A student is running at her top speed of 5.4 m/s to catch a bus, which is stopped at the bus stop. When the student is still a distance 38.5 m from the bus, it starts to pull away, moving with a constant acceleration of 0.171 m/s2.
a) For how much time and what distance does the student have to run at 5.4m/s before she overtakes the bus?
b) When she reaches the bus how fast is the bus traveling
c) Sketch an x-t graph for both the student and the bus. Take x=0 at the initial position of the student
d) the equations you used in part a to find the time have a second solution, corresponding to a later time for which the student and bus are again at the same place if they continue thier specified motion. Explain the significance of this second solution. How fast is the bus traveling at this point
e) If the students top speed is 3.5 m/s will she catch the bus?
f) is the minumun speed the student must have to just catch up with the bus? For what time and distance must she run in that case

a) The motion of both the bus and the student can be explained by the equation [tex]x= v_{0} +\frac{1}{2}at^{2}[/tex]. Since the student is not accelerating, but rather maintaining a constant speed; the particular equation that describes the motion of the student is: [tex]x_{student} = 5.4 \frac{m}{s} * t[/tex]. Meanwhile, since the bus starts its motion at an initial velocity of zero, the equation that describes its motion is: [tex]x_{bus} =\frac{1}{2} * 0.171 \frac{m}{s^{2} } * t^{2}[/tex]. The motion of the student relative to that of the bus can be described by the equation: [tex]x_{s} =x_{bus} +38.5m[/tex]. By replacing terms in the last equation we end up with the following quadratic equation: [tex](0.0855 \frac{m}{s^{2} } * t^{2} )-(5.4\frac{m}{s} *t)+38.5m =0[/tex]. Solving the quadratic equation will yield two solutions; t1=8.19s and t2=55.0s. By plugging in t1 onto the equation that describes the motion of the student we will find the distance runned by her, x=44.2m.

b) The velocity of the bus can be modeled by the equation [tex]v^{2} = v_{0} ^{2} +2ax[/tex]. Since the initial velocity of the bus is zero, the first term of the equation cancels. Next, we solve for v and plug in the acceleration of 0.171 m/s2 and the distance 5.74m (traveled by the bus, note: this is equal to the 44.2m travelled by the student minus the 38.5m that separated the student from the bus at the beginning of the problem).

c) The equations that make up the x-t graph are: [tex] x = 5.4 \frac{m}{s} * t[/tex] and [tex]x =\frac{1}{2} * 0.171 \frac{m}{s^{2} } * t^{2} + 38.5[/tex]; as described in part a.

d) The first solution states that the student would have to run 44.2 m in 8.19 s in order to catch the bus.

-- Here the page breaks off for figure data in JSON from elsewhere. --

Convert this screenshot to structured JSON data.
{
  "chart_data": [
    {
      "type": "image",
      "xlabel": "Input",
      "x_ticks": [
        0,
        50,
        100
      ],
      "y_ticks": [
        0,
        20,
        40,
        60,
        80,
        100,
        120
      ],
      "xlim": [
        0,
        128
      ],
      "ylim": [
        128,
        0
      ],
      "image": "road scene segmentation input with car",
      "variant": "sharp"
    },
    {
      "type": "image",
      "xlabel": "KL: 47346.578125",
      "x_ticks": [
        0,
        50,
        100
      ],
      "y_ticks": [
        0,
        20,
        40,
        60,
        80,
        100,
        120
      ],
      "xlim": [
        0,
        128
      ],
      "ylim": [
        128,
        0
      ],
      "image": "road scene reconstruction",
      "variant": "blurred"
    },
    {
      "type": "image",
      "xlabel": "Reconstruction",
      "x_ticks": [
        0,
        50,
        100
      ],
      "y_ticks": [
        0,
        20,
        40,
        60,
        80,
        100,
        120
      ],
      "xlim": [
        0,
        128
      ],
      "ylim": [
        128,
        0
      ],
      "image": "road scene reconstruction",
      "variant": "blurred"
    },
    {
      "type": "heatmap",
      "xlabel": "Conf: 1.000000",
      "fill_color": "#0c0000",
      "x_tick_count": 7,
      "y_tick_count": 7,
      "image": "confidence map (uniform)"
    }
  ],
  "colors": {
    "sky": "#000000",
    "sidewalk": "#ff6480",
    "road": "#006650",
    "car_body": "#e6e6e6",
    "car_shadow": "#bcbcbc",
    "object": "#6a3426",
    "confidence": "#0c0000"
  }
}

But, at that point, the student has a greater speed than that of the bus. So if both were to keep he same specified motion, the student would run past the bus until it reaches a velocity greater than that of the student. At which point, the bus will start to narrow the distance with the student until it finally catches up with the student 55 seconds after both started their respective motion.

e) No, because the quadratic equation [tex](0.0855 \frac{m}{s^{2} } * t^{2} )-(3.5\frac{m}{s} *t)+38.5m =0[/tex] has no solution. This means that the two curves that describe the distance vs time graph for both student and bus do not intersect.

f) This answer is reached by finding b of the quadratic equation. The minimum that b can be in order to find a real answer to the quadratic equation is found by solving [tex]b^{2} -4ac=0[/tex]. If we take a = 0.0855 and c = 38.5, then we find that the minimum speed that the student has to run at is 3.63 m/s. If we then solve the quadratic equation [tex](0.0855 \frac{m}{s^{2} } * t^{2} )-(3.63\frac{m}{s} *t)+38.5m =0[/tex],we will find that the time the student will run is 21.2 seconds. By pluging in that time in the equation that describes her motion: [tex]x_{student} = 3.63 \frac{m}{s} * t[/tex] we find that she has to run 77 meters in order to catch the bus.